Thursday, October 22, 2009

WDFW Commission meeting to Discuss Hatchery Reform

The Washington Fish and Wildlife Commission will be meeting on Friday November 6th at 8:30AM to discuss the adoption of the most recent iteration of WDFWs Hatchery and Fishery Reform Policy. While it is a significant step forward from the day of Maximum Sustained Yield and the uniform outplanting of hatchery fish in every piece of flowing water in the state, it comes up short in a number of areas. First, the new document like the HSRG assumes that wild broodstock programs are better for wild populations than segregated. Recent work by Hitoshi Araki and Michael Blouin at Oregon State has shown that within one generation of domestication fitness declines substantially, meaning that even though broodstock fish look like wild they make wild populations less productive. Furthermore broodstock fish are managed as "integrated" meaning the state wants them to spawn with wild fish so their net impact could actually be significantly greater than an early timed segregated hatchery stock. The document also fails to address the ecological impacts of hatcheries at all. While genetic effects are well documented, ecological impacts from disease to competition are likely even greater. The curret hatchery reform policy doesnt make a single mention of this issue, and therefore completely fails to address the overall impact of hatcheries on our wild stocks. Lastly, while the creation of Wild Steelhead Management Zones is discussed the deparment intends to designate species specific management zones. We need watersheds set aside from hatchery supplementation all species to really see a positive effect.

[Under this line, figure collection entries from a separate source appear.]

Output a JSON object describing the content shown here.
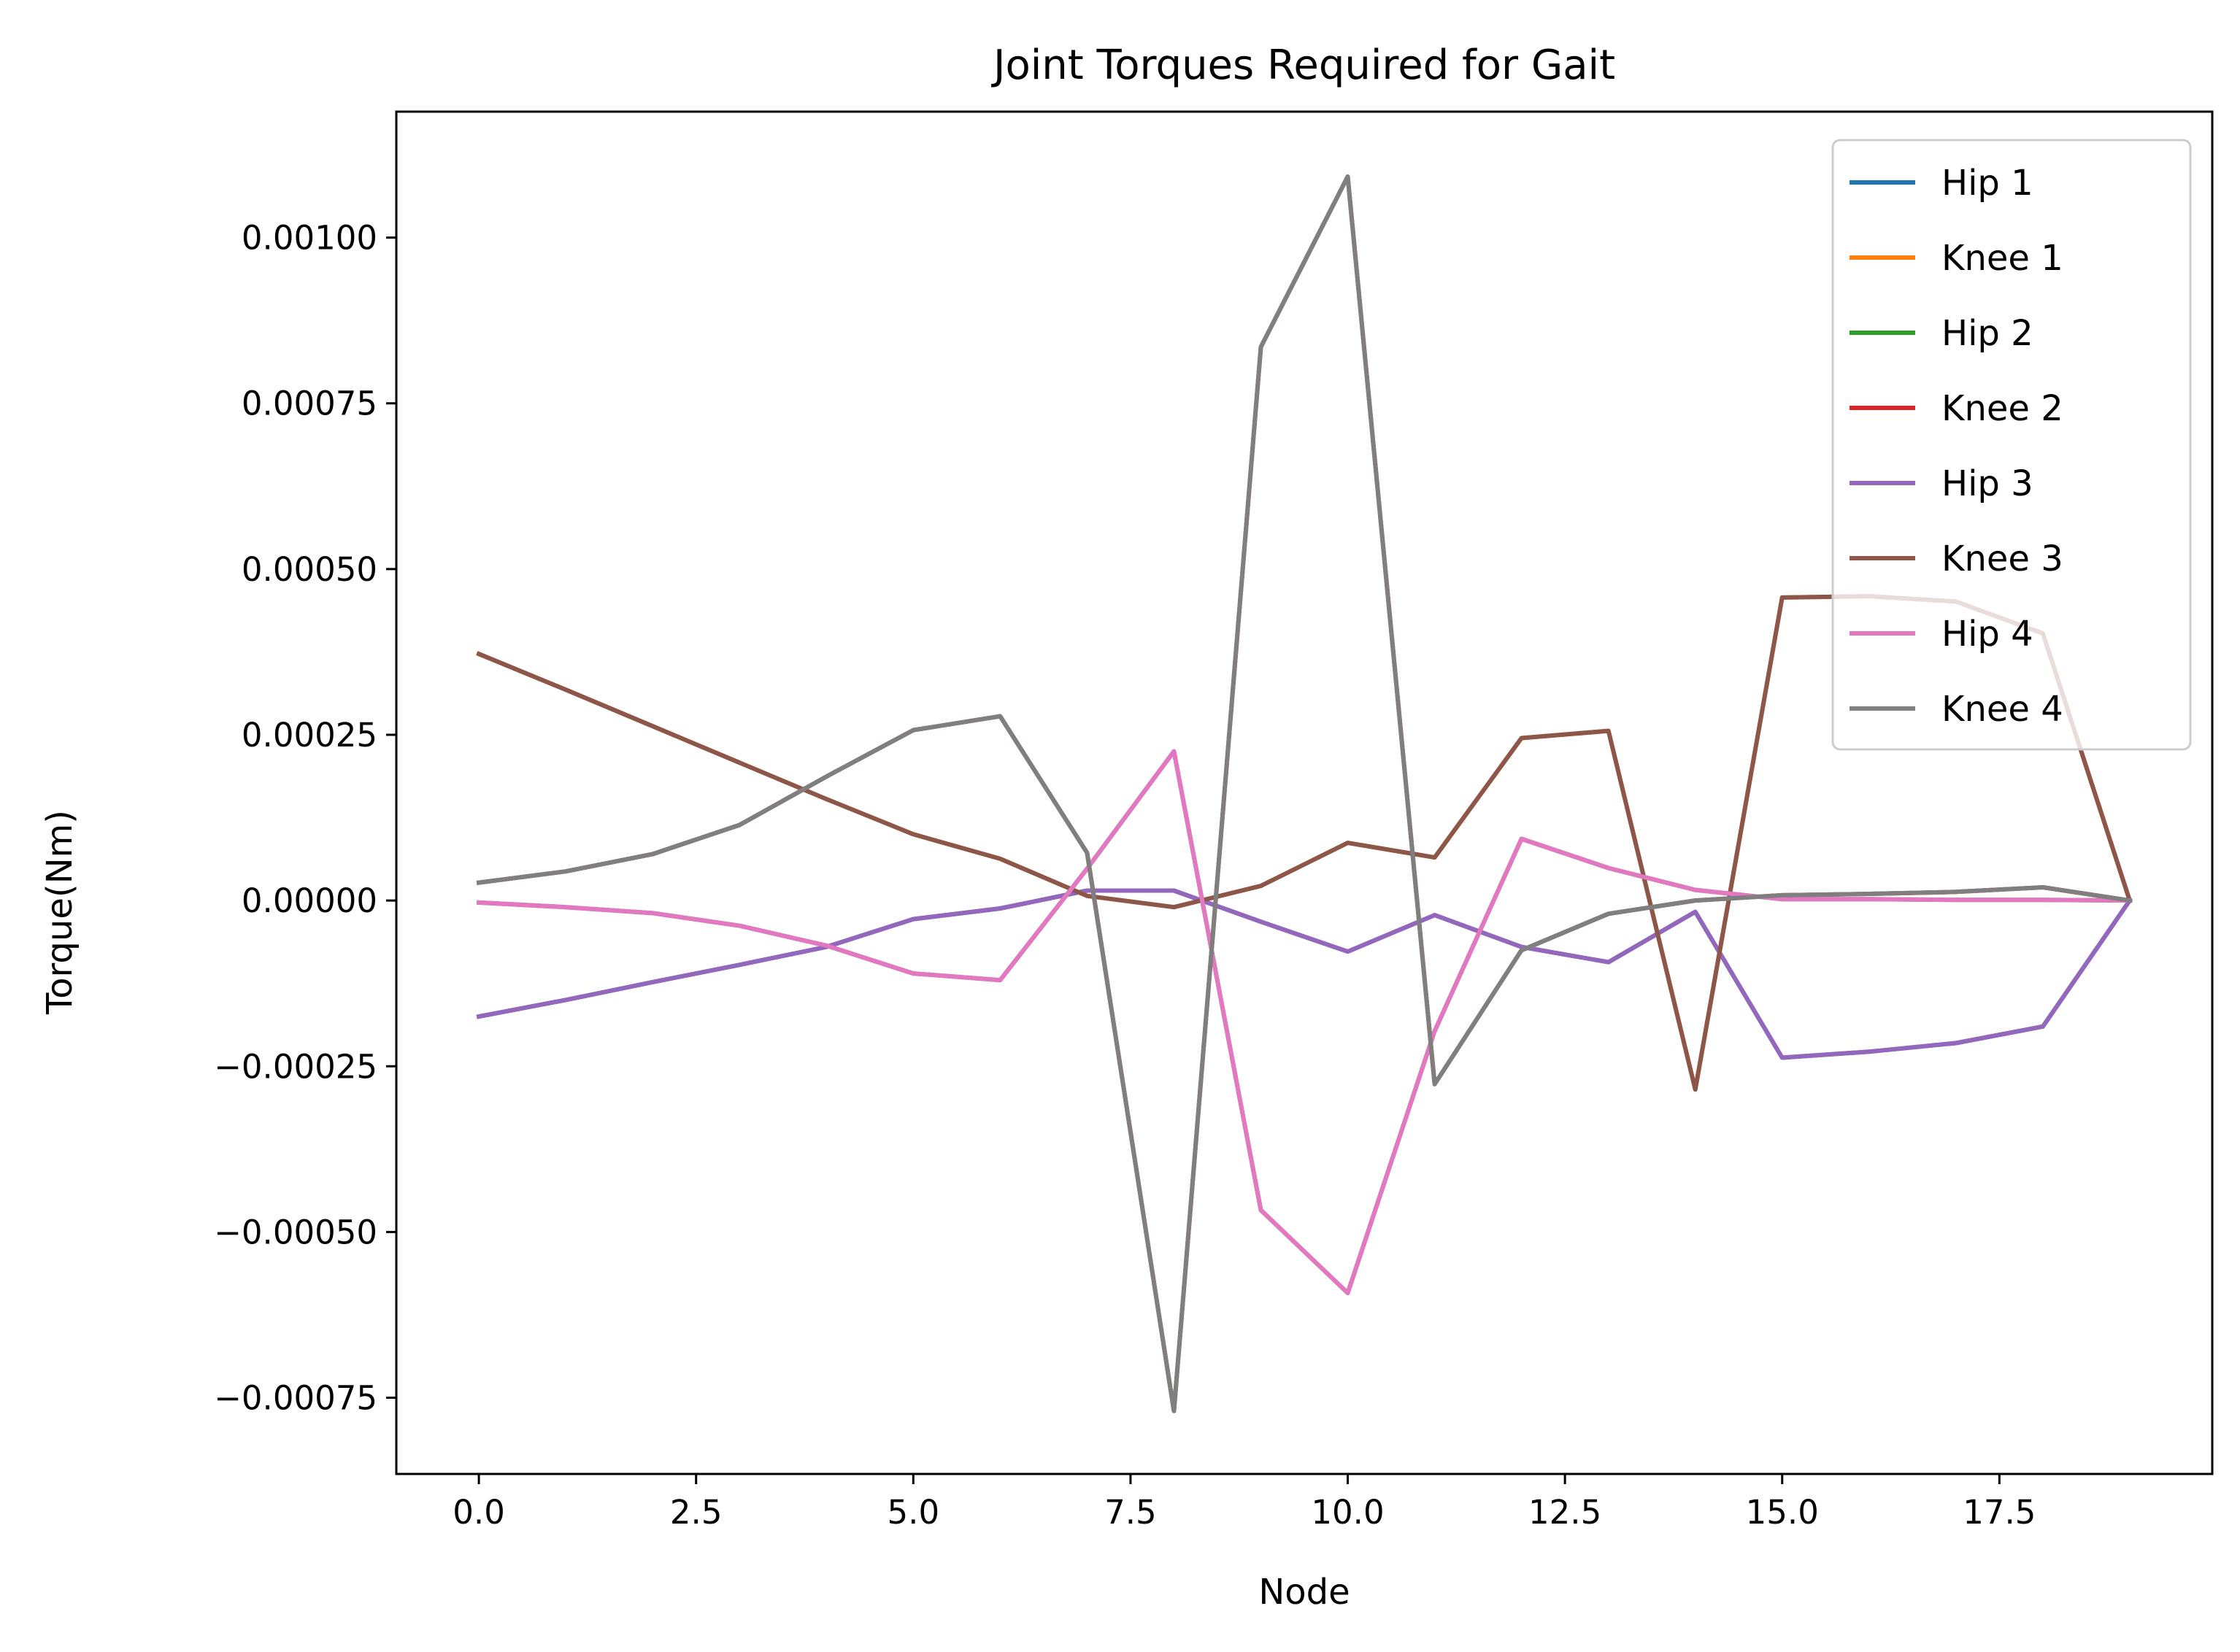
{
  "chart_data": {
    "type": "line",
    "title": "Joint Torques Required for Gait",
    "xlabel": "Node",
    "ylabel": "Torque(Nm)",
    "xlim": [
      -0.95,
      19.95
    ],
    "ylim": [
      -0.000865,
      0.00119
    ],
    "x": [
      0,
      1,
      2,
      3,
      4,
      5,
      6,
      7,
      8,
      9,
      10,
      11,
      12,
      13,
      14,
      15,
      16,
      17,
      18,
      19
    ],
    "x_ticks": [
      0.0,
      2.5,
      5.0,
      7.5,
      10.0,
      12.5,
      15.0,
      17.5
    ],
    "x_tick_labels": [
      "0.0",
      "2.5",
      "5.0",
      "7.5",
      "10.0",
      "12.5",
      "15.0",
      "17.5"
    ],
    "y_ticks": [
      -0.00075,
      -0.0005,
      -0.00025,
      0.0,
      0.00025,
      0.0005,
      0.00075,
      0.001
    ],
    "y_tick_labels": [
      "−0.00075",
      "−0.00050",
      "−0.00025",
      "0.00000",
      "0.00025",
      "0.00050",
      "0.00075",
      "0.00100"
    ],
    "grid": false,
    "legend_position": "top-right",
    "series": [
      {
        "name": "Hip 1",
        "color": "#1f77b4",
        "values": [
          -0.000175,
          -0.00015,
          -0.000123,
          -9.7e-05,
          -7e-05,
          -2.8e-05,
          -1.2e-05,
          1.5e-05,
          1.5e-05,
          -3.2e-05,
          -7.7e-05,
          -2.2e-05,
          -7e-05,
          -9.3e-05,
          -1.7e-05,
          -0.000237,
          -0.000228,
          -0.000215,
          -0.00019,
          0.0
        ]
      },
      {
        "name": "Knee 1",
        "color": "#ff7f0e",
        "values": [
          0.000372,
          0.000318,
          0.000263,
          0.000208,
          0.000153,
          0.0001,
          6.3e-05,
          7e-06,
          -1e-05,
          2.2e-05,
          8.7e-05,
          6.5e-05,
          0.000245,
          0.000256,
          -0.000285,
          0.000457,
          0.000459,
          0.000451,
          0.000403,
          0.0
        ]
      },
      {
        "name": "Hip 2",
        "color": "#2ca02c",
        "values": [
          -3e-06,
          -1e-05,
          -1.9e-05,
          -3.8e-05,
          -6.8e-05,
          -0.00011,
          -0.00012,
          4.8e-05,
          0.000225,
          -0.000467,
          -0.000592,
          -0.000197,
          9.3e-05,
          4.9e-05,
          1.6e-05,
          2e-06,
          2e-06,
          1e-06,
          1e-06,
          0.0
        ]
      },
      {
        "name": "Knee 2",
        "color": "#d62728",
        "values": [
          2.7e-05,
          4.4e-05,
          7e-05,
          0.000114,
          0.000187,
          0.000257,
          0.000278,
          7.2e-05,
          -0.00077,
          0.000835,
          0.001092,
          -0.000277,
          -7.5e-05,
          -2e-05,
          0.0,
          8e-06,
          1e-05,
          1.3e-05,
          2e-05,
          0.0
        ]
      },
      {
        "name": "Hip 3",
        "color": "#9467bd",
        "values": [
          -0.000175,
          -0.00015,
          -0.000123,
          -9.7e-05,
          -7e-05,
          -2.8e-05,
          -1.2e-05,
          1.5e-05,
          1.5e-05,
          -3.2e-05,
          -7.7e-05,
          -2.2e-05,
          -7e-05,
          -9.3e-05,
          -1.7e-05,
          -0.000237,
          -0.000228,
          -0.000215,
          -0.00019,
          0.0
        ]
      },
      {
        "name": "Knee 3",
        "color": "#8c564b",
        "values": [
          0.000372,
          0.000318,
          0.000263,
          0.000208,
          0.000153,
          0.0001,
          6.3e-05,
          7e-06,
          -1e-05,
          2.2e-05,
          8.7e-05,
          6.5e-05,
          0.000245,
          0.000256,
          -0.000285,
          0.000457,
          0.000459,
          0.000451,
          0.000403,
          0.0
        ]
      },
      {
        "name": "Hip 4",
        "color": "#e377c2",
        "values": [
          -3e-06,
          -1e-05,
          -1.9e-05,
          -3.8e-05,
          -6.8e-05,
          -0.00011,
          -0.00012,
          4.8e-05,
          0.000225,
          -0.000467,
          -0.000592,
          -0.000197,
          9.3e-05,
          4.9e-05,
          1.6e-05,
          2e-06,
          2e-06,
          1e-06,
          1e-06,
          0.0
        ]
      },
      {
        "name": "Knee 4",
        "color": "#7f7f7f",
        "values": [
          2.7e-05,
          4.4e-05,
          7e-05,
          0.000114,
          0.000187,
          0.000257,
          0.000278,
          7.2e-05,
          -0.00077,
          0.000835,
          0.001092,
          -0.000277,
          -7.5e-05,
          -2e-05,
          0.0,
          8e-06,
          1e-05,
          1.3e-05,
          2e-05,
          0.0
        ]
      }
    ]
  }
}
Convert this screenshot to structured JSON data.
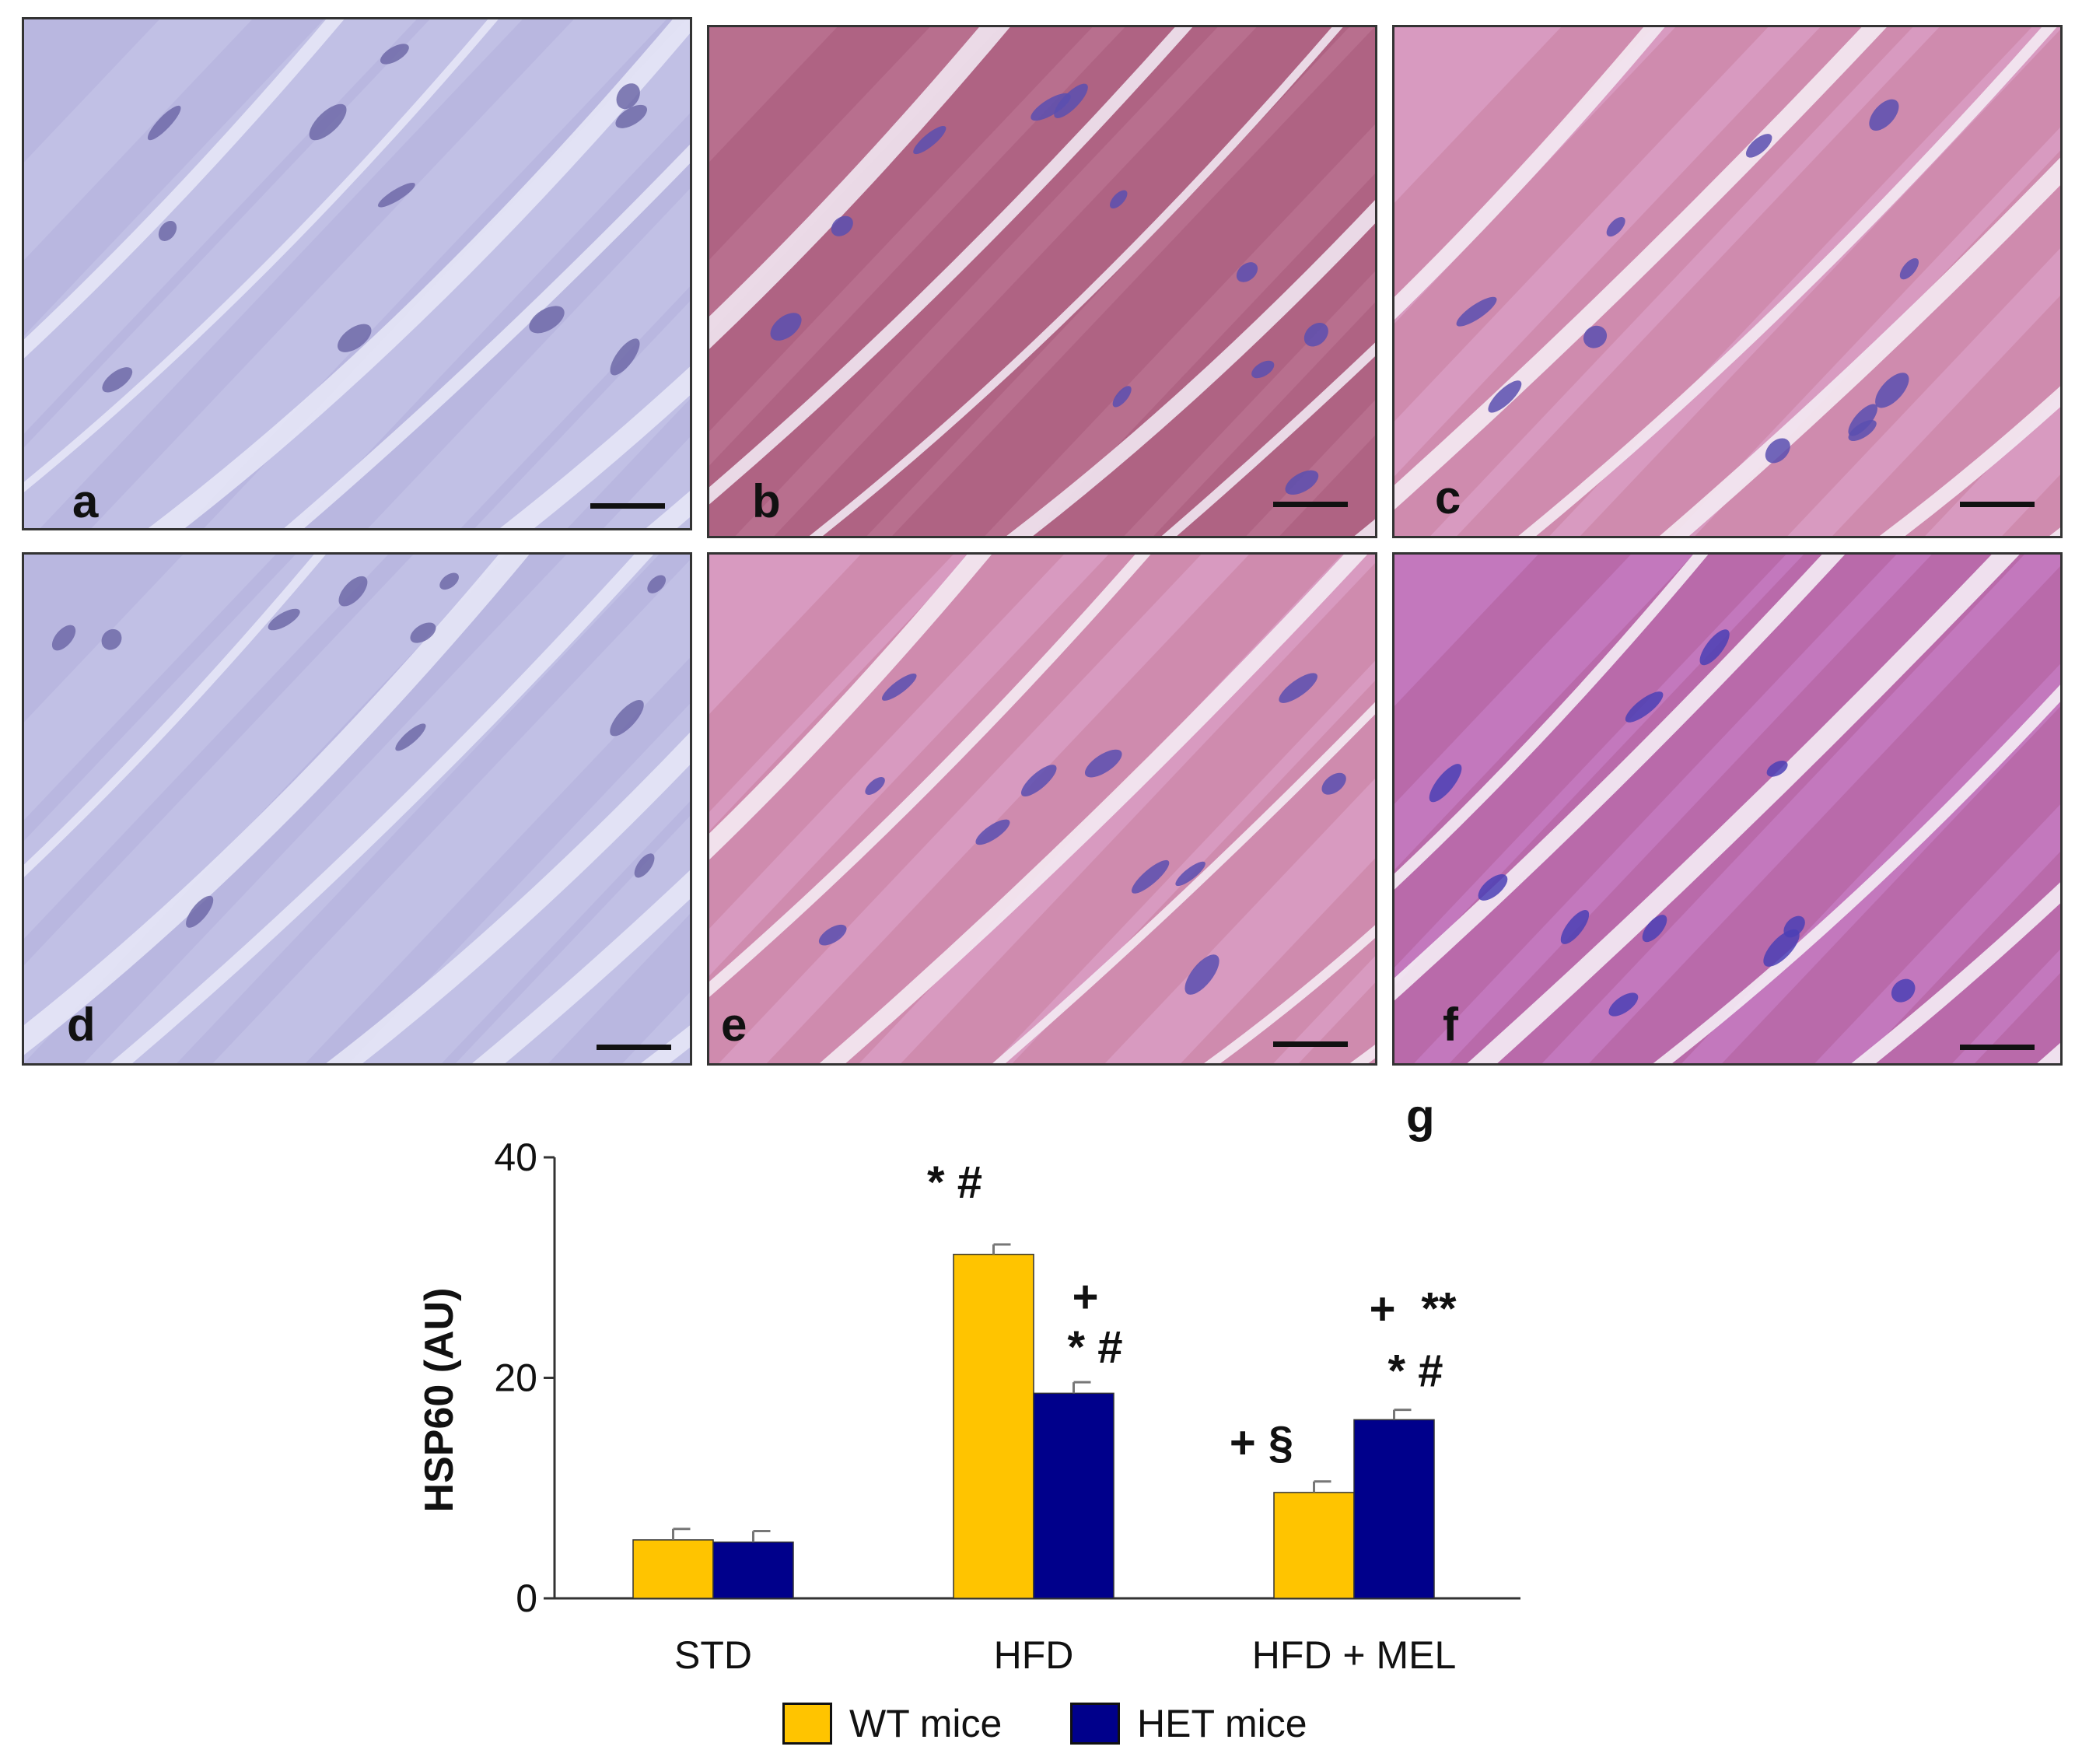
{
  "panels": [
    {
      "id": "a",
      "label": "a",
      "stain": "negative-control-blue"
    },
    {
      "id": "b",
      "label": "b",
      "stain": "positive-red-brown"
    },
    {
      "id": "c",
      "label": "c",
      "stain": "positive-pink"
    },
    {
      "id": "d",
      "label": "d",
      "stain": "negative-control-blue"
    },
    {
      "id": "e",
      "label": "e",
      "stain": "positive-pink"
    },
    {
      "id": "f",
      "label": "f",
      "stain": "positive-magenta"
    }
  ],
  "colors": {
    "wt": "#FFC400",
    "het": "#00008B",
    "bg_blue": "#b9b7e0",
    "bg_red": "#b86f8e",
    "bg_pink": "#d89ac0",
    "nucleus": "#5a4fb0"
  },
  "chart_label": "g",
  "chart_data": {
    "type": "bar",
    "categories": [
      "STD",
      "HFD",
      "HFD + MEL"
    ],
    "ylabel": "HSP60 (AU)",
    "ylim": [
      0,
      40
    ],
    "yticks": [
      "0",
      "20",
      "40"
    ],
    "series": [
      {
        "name": "WT mice",
        "values": [
          5.3,
          31.2,
          9.6
        ],
        "errors": [
          1.0,
          0.9,
          1.0
        ]
      },
      {
        "name": "HET mice",
        "values": [
          5.1,
          18.6,
          16.2
        ],
        "errors": [
          1.0,
          1.0,
          0.9
        ]
      }
    ],
    "annotations": [
      {
        "category": 1,
        "series": 0,
        "text": "* #"
      },
      {
        "category": 1,
        "series": 1,
        "text": "+"
      },
      {
        "category": 1,
        "series": 1,
        "text": "* #"
      },
      {
        "category": 2,
        "series": 0,
        "text": "+ §"
      },
      {
        "category": 2,
        "series": 1,
        "text": "+"
      },
      {
        "category": 2,
        "series": 1,
        "text": "**"
      },
      {
        "category": 2,
        "series": 1,
        "text": "* #"
      }
    ],
    "legend": "bottom"
  }
}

See the draft policy here:

Talking Points:
1.)The current plan does not in any way address the major ecological effects of hatchery programs. This is particularly critical in Puget Sound where millions of hatchery released smolts are interacting with listed Chinook and Steelhead smolts.

2.) The plan seems to assume that wild broodstock hatcheries are superior, recent research turns this assumption on its head. Wild broodstock programs may actually be worse for wild fish by increasing the liklihood that hatchery fish will spawn with wild.

3.)Currently the state plans to designate Wild Salmonid Management Zones by individual species. We need whole system Wild Salmonid Management Zones to protect the ecological and evolutionary integrity of all salmonid species within a system. Salmon species do not exist in isolation of each other and hatchery impacts between species are definitely a problem.

We had hoped to turn people out for this but in reviewing the meeting schedule there wont be an opportunity for comments meaning it might not make alot of sense to drive down to Olympia.